Ania

KUPANG medio November. Ania menyeka dahinya di bawah guyuran matahari yang mendidih. Lalu lintas di terminal itu ramai sekali. Orang-orang bergegas datang dan pergi. Sibuk dengan urusan sendiri-sendiri. Semua tak peduli!

Perempuan itu merasa sunyi di tengah hiruk pikuk belukar lalu lintas Kupang dengan klakson dan suara musik memekakkan telinga. Sudah dua jam lebih Ania di terminal itu. Dia menunggu seseorang. Janji bertemu sejam lalu tapi orang yang ditunggu tak menampakkan batang hidungnya.

Debu halus beterbangan dihela angin Timor. Debu itu menyatu dengan keringat yang merambat di seluruh pori kulitnya yang langsat. Namun, kaki Ania tak hendak beranjak pulang. "Pulang sekarang atau tetap di sini dulu? Kalau pulang dengan hasil nihil, apa kata suamiku nanti," Ania membatin. "Dia pasti kembali mengomeliku yang telah salah mengambil keputusan."



Ania memilih tetap di terminal itu sambil berharap Erna, temannya yang dinanti akan datang membawa kabar gembira tentang keberadaan Si A, pria yang sangat dibenci Ania saat ini. Ternyata sama seperti hari-hari sebelumnya, bulan-bulan yang lalu, penantian Ania tak berujung. Erna pun tak pernah datang.

Ania dan suaminya Konrad sudah lama berteman dengan Si A. Mereka berasal dari daerah yang sama. Mereka bersahabat sejak SMA. Setelah meraih gelar sarjana, Si A memilih jadi aktivis LSM. Si A pekerja keras dengan karya monumental bagi masyarakat yang dilayani lewat LSM yang dipimpinnya. Integritas pribadinya baik. Sementara Ania dan Konrad memilih jalan kebanyakan anak Flobamora yaitu pegawai negeri di instansi pemerintah daerah.

Beberapa bulan lalu Si A datang ke rumah Ania dengan semangat tinggi, mengungkapkan niatnya maju sebagai salah seorang kandidat bupati dalam pemilu kada di kampung halamannya.
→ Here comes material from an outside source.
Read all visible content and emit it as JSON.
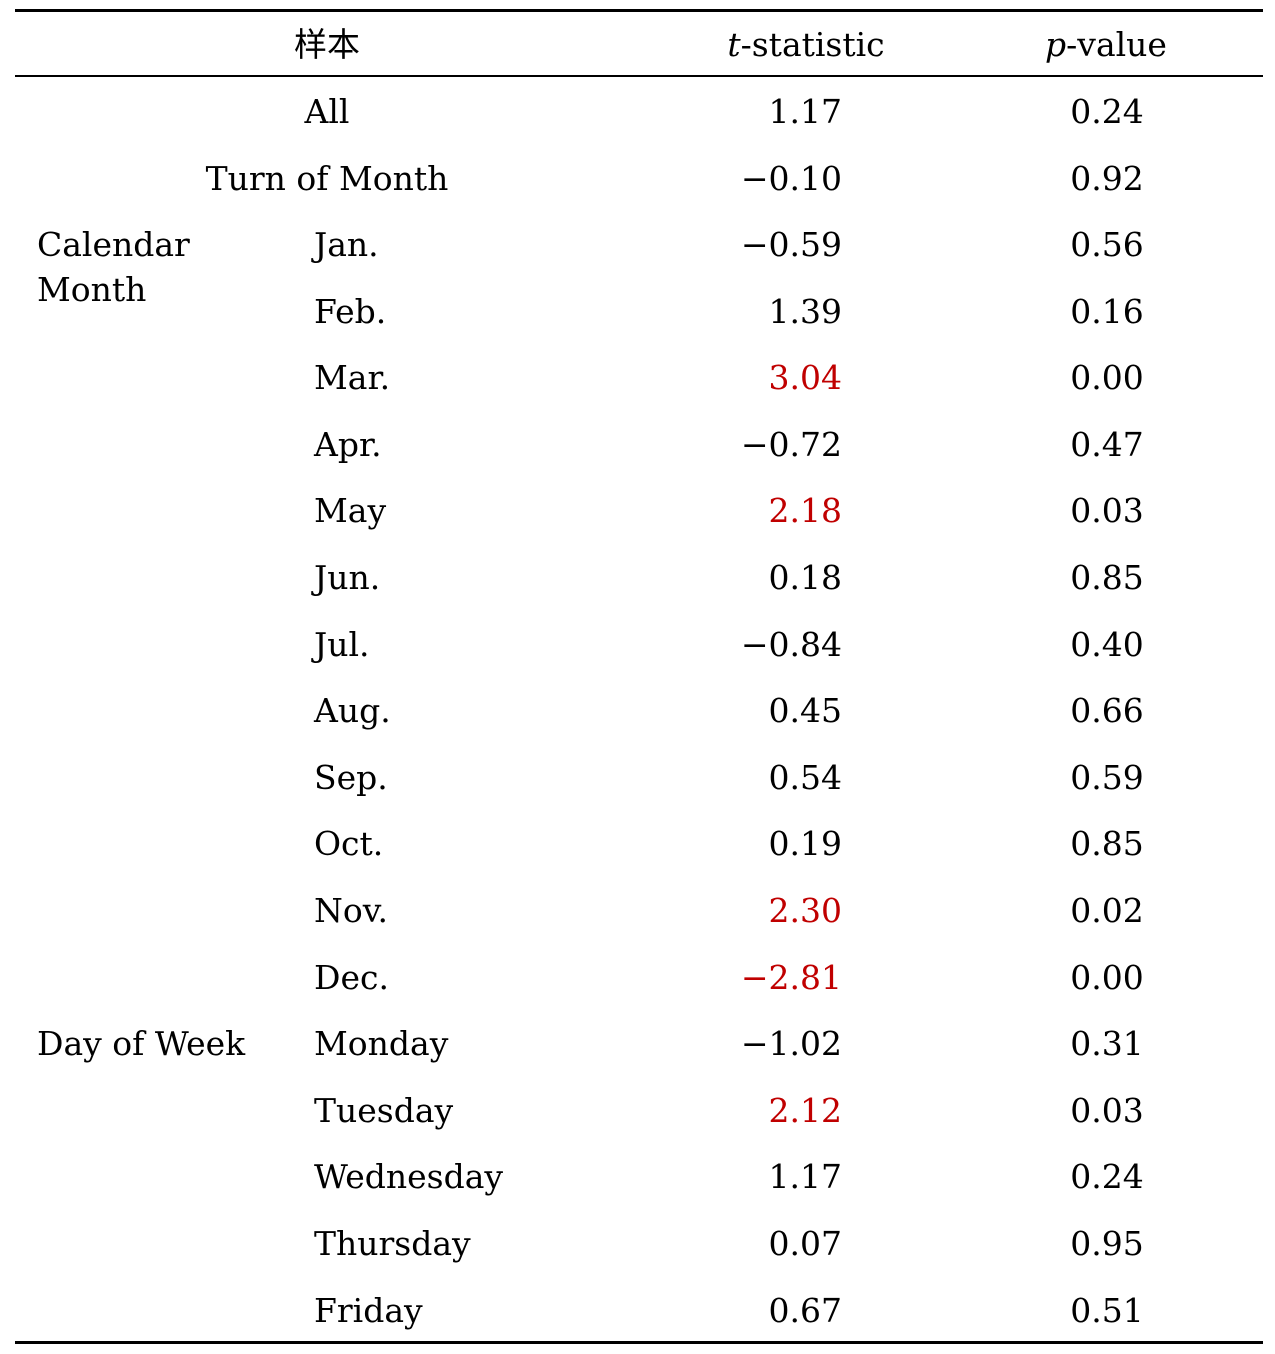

Si A memohon kesediaan Ania meminjamkan uang Rp 150 juta sebagai tambahan dana operasional selama pemilu kada. "Bantulah beta dulu. Sebagai sahabat beta tidak mungkin mengkhianati kepercayaan kalian," kata Si A.

Konrad keberatan mengingat tabungan mereka selama bertahun- tahun itu demi pendidikan anak-anak. Sebaliknya Ania tergerak hati mengeluarkan tabungan karena percaya dengan tanggung jawab Si A yang akan mengembalikan pinjaman itu. Apalagi Si A memberi jaminan bahwa dia bakal terpilih dengan dukungan suara signifikan. "Yakinlah, beta sudah berbuat banyak untuk masyarakat lewat LSM," katanya. Juga ada komitmen tak tertulis jika Si A jadi bupati, Ania akan mendapatkan kemudahan akses. Ya, siapa tidak suka bersahabat dengan kepala daerah yang memiliki kuasa dan wewenang menentukan ini dan itu?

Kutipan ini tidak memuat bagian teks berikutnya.